A video gamer who lost both hands to illness can now play again, thanks to a foot-activated controller he designed and built with two fellow engineering students.
It’s tough to play when you can’t press buttons, says Gyorgy Levay, who lost his hands because of a meningitis infection five years ago.
“This is a very simple design, but it can potentially help a lot of people, since it’s wearable and it’s adjustable.”
But Levay and two other Johns Hopkins graduate students devised a sandal-like controller that allows him to direct on-screen action with his feet.
Levay says the project—dubbed GEAR, for Game-Enhancing Augmented Reality—is really about much more than his own ability to play.
“About 200,000 people in the United States alone have lost at least some part of an upper limb,” he says, “and 20 to 30 percent of all amputees suffer from depression. They have a hard time socializing, especially young people.”
For those with highly visible impairments, online video games can be a boon, Levay says, because opponents are not typically aware of a player’s appearance.
“The GEAR controller allows people to socialize in a way in which their disability is not a factor,” says Levay. “That was a key point we wanted to make with this device.”
Fallout 4 and World of Warcraft
Levay teamed up last year with two other biomedical engineering grad students from his Johns Hopkins instrumentation course: Adam Li and Nhat (Nate) Tran. They decided to design a game interface that could be operated by a player’s lower limbs.
“Next to our hands,” Li says, “our feet are probably the most dexterous part of our body.”
By the time their third prototype was built, the team had produced adjustable padded footwear that enabled a seated player to participate in computer games. Beneath each shoe’s padding are three sensors that pick up various foot movements, such as tilting or raising the front or heel of each foot.
Prosthetic foot designed for really high heels
The students designed intricate circuitry that translates each foot movement into a different command. In its most basic setup, two of the high-tech shoes can control eight different game buttons. But the inventors say that, with practice, that could increase to as many as 20 buttons.
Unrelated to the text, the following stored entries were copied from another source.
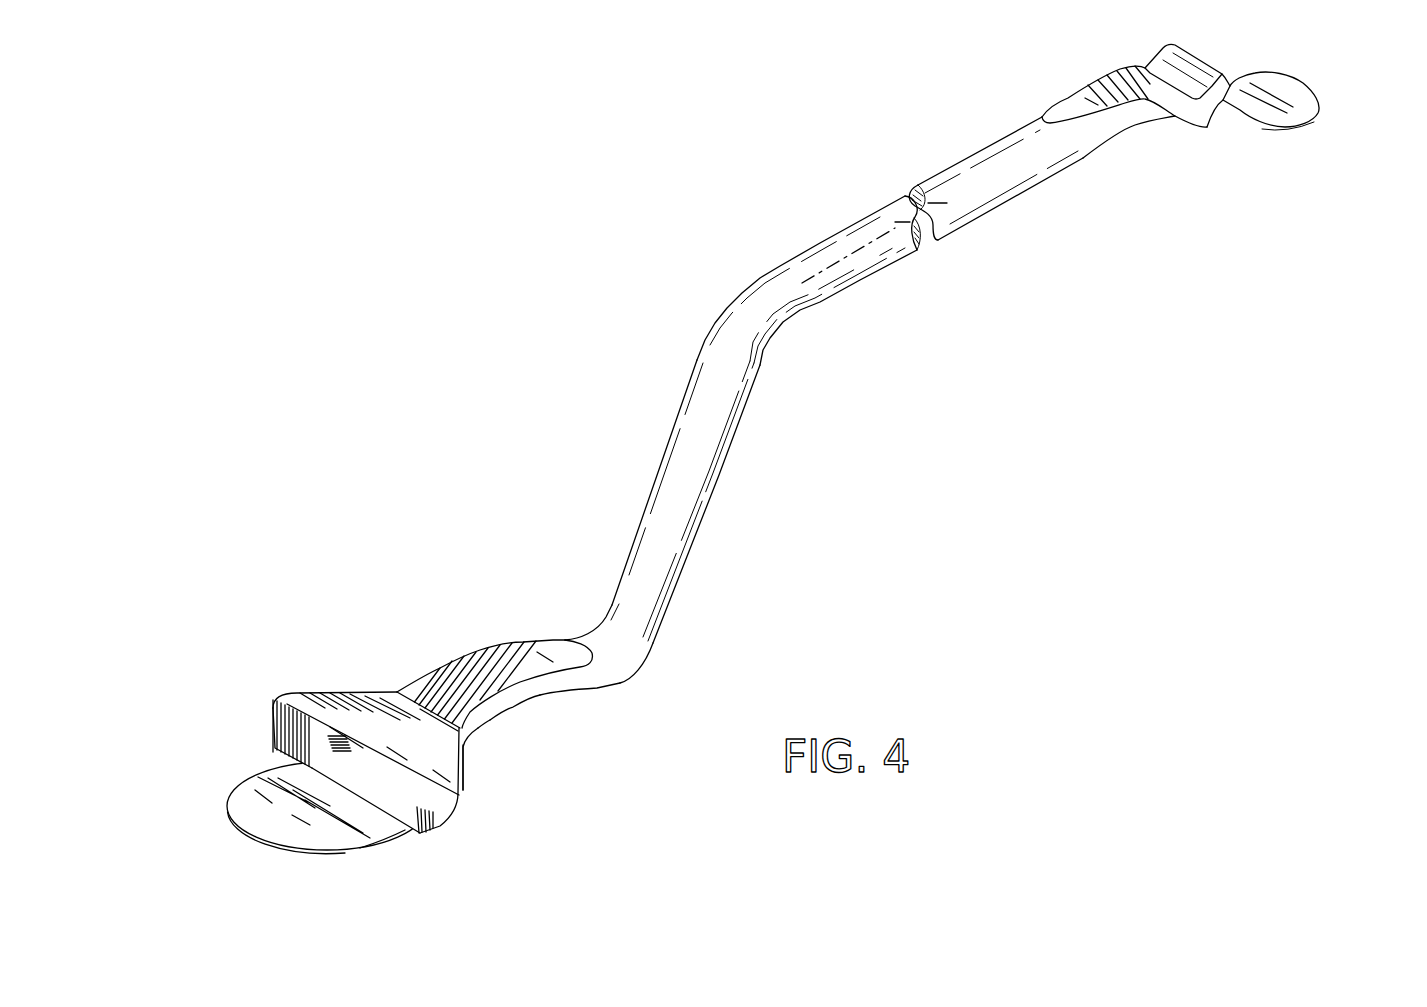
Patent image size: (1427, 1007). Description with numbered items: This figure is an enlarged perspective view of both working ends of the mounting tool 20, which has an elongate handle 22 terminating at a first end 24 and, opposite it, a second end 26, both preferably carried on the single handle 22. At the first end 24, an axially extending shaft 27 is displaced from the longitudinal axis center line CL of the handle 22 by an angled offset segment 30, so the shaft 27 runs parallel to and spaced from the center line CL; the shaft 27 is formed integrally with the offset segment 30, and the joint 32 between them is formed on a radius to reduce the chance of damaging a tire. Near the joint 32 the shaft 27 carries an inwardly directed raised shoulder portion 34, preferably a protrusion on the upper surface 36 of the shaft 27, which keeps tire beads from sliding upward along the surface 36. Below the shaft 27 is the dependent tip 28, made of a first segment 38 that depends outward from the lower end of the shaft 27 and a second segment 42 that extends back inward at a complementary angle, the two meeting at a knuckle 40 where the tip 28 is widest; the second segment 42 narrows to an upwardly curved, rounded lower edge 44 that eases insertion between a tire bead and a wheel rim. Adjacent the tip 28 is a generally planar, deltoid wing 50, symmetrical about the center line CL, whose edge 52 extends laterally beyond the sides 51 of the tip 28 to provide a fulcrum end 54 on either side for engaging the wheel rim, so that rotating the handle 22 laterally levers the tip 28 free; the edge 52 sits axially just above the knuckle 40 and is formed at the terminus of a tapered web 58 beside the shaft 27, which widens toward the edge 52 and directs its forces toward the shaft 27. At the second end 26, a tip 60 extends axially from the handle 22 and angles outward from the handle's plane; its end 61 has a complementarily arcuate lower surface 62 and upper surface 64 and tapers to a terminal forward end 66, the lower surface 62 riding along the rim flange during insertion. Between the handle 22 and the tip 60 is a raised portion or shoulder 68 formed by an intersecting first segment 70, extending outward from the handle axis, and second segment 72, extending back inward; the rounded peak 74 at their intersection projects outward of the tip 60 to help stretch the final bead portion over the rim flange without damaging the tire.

The mounting tool 20 is at (685, 200).
The elongate handle 22 is at (849, 224).
The first end 24 is at (368, 608).
The second end 26 is at (1204, 195).
The shaft 27 is at (478, 643).
The tip 28 is at (216, 808).
The offset segment 30 is at (698, 475).
The joint 32 is at (646, 664).
The raised shoulder portion 34 is at (583, 690).
The upper surface 36 is at (540, 700).
The first segment 38 is at (473, 757).
The knuckle 40 is at (377, 840).
The second segment 42 is at (320, 835).
The lower edge 44 is at (247, 833).
The wing 50 is at (318, 681).
The sides 51 is at (410, 682).
The edge 52 is at (293, 745).
The fulcrum end 54 is at (273, 728).
The tapered web 58 is at (373, 720).
The tip 60 is at (1316, 135).
The end 61 is at (1286, 129).
The lower surface 62 is at (1264, 96).
The upper surface 64 is at (1272, 128).
The terminal forward end 66 is at (1310, 87).
The raised portion 68 is at (1192, 142).
The first segment 70 is at (1180, 113).
The second segment 72 is at (1220, 104).
The peak 74 is at (1210, 104).
The center line CL is at (798, 284).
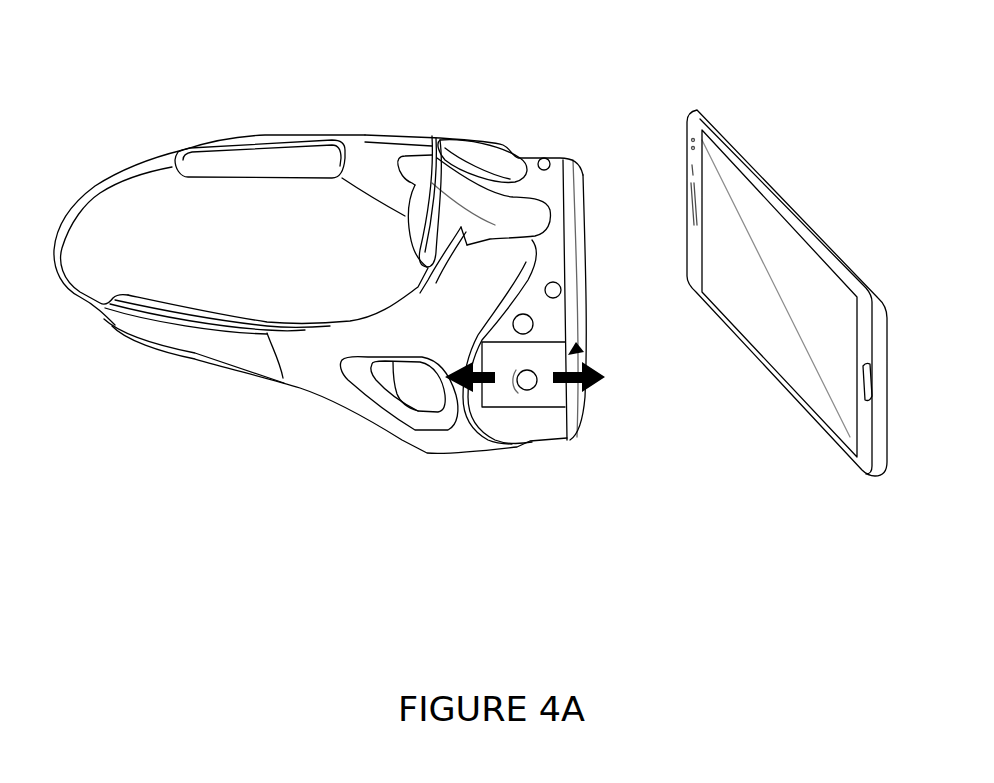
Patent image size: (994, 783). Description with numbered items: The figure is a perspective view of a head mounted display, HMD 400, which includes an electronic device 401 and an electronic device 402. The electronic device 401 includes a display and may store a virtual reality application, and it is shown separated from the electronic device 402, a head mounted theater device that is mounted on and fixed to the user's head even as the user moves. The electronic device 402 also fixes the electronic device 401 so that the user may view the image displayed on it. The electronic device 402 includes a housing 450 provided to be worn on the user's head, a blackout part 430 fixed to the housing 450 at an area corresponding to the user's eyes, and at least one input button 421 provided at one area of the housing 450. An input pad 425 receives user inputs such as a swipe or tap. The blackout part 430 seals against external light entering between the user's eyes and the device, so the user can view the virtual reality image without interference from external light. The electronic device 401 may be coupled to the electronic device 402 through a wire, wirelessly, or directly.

The head mounted display (HMD) 400 is at (603, 116).
The electronic device 401 is at (793, 203).
The electronic device 402 is at (387, 97).
The input button 421 is at (533, 322).
The input pad 425 is at (582, 349).
The blackout part 430 is at (405, 220).
The housing 450 is at (313, 368).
The GEAR team has used the technology to play popular games such as Counter-Strike, Fallout 4, and World of Warcraft. The students also put four virtual characters through the same challenging segment of a video game.
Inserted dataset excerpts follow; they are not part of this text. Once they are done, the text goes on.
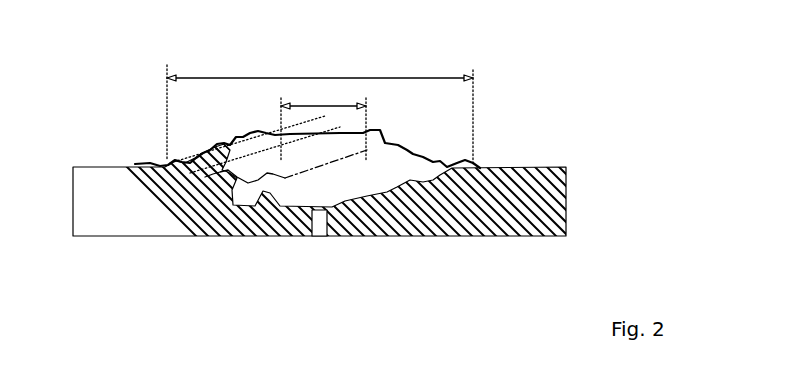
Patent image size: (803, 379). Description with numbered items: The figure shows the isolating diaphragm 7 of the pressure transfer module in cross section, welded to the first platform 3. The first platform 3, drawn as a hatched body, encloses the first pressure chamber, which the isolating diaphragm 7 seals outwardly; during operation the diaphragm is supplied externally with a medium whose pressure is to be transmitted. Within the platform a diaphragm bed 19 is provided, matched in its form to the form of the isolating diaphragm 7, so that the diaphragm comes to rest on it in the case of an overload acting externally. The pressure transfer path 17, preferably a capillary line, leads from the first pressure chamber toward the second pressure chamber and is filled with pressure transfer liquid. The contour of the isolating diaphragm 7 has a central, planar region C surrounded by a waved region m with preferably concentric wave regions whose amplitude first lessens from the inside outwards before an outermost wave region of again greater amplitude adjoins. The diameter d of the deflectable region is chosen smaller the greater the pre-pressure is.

The first platform 3 is at (93, 164).
The isolating diaphragm 7 is at (197, 117).
The pressure transfer path 17 is at (318, 214).
The diaphragm bed 19 is at (231, 188).
The diameter of the deflectable region d is at (320, 110).
The waved region m is at (247, 166).
The central planar region C is at (316, 130).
When the game clips were posted online, viewers were asked to identify which character was being controlled by an amputee using the GEAR technology. Of 51 viewers who participated in the survey, 81 percent failed to identify the correct GEAR-controlled character.
“This is a very simple design,” Tran says, “but it can potentially help a lot of people, since it’s wearable and it’s adjustable.”
The students won the $7,500 grand prize in the 2016 Intel-Cornell Cup, in which student inventors were judged on innovative applications of embedded technology.
The GEAR team members are working with Johns Hopkins Technology Ventures to obtain a provisional patent. Their goal is to license their work to a company that can help make their device widely available.